2. Summarize ideas about locations of services. Have your child draw pictures of each site studied. Have them write two or three sentences below each picture, describing where the site is located and giving reasons for the location of each service.
Make a Map of Your State
It can be helpful for children, when moving states, to understand their new home in a broader context. It can also give them adventures to look forward to as you explore your wider environment as a family.
What you’ll need:
-paper and pens
-a map of your new state
-print or digital resources about your state for research purposes
1. Find a large outline map of your state or district.
2. Have a discussion about tourism maps and what information might be most useful. Talk about the kinds of information that could be included on a state tourism map. Talk about how anything that exists in the world can be mapped, and how mapmakers always have a purpose for creating a map.
3. Have your child research specific features of your state or district’s history.

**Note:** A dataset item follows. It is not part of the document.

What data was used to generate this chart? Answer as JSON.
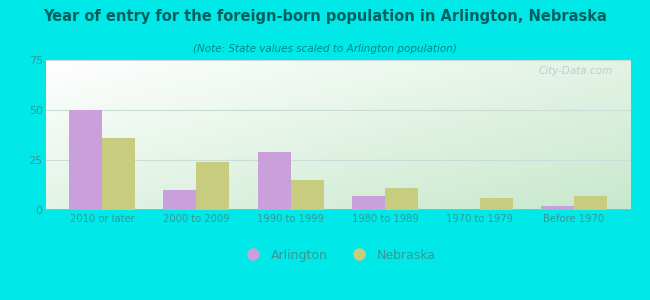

Give your child atlases, your state government’s tourism information, National Geographic’s travel website, and other online resources to research your state or district.
4. Choose symbols for each feature. Determine symbols and colors you can use to represent different information, for example, gold stars for capital cities, gray triangles for mountains, and blue markers to delineate rivers on the map. Help them create a map legend.
5. Draw your state map. Make a list as a family of places you would like to go visit, and make a concrete plan to visit at least one of them.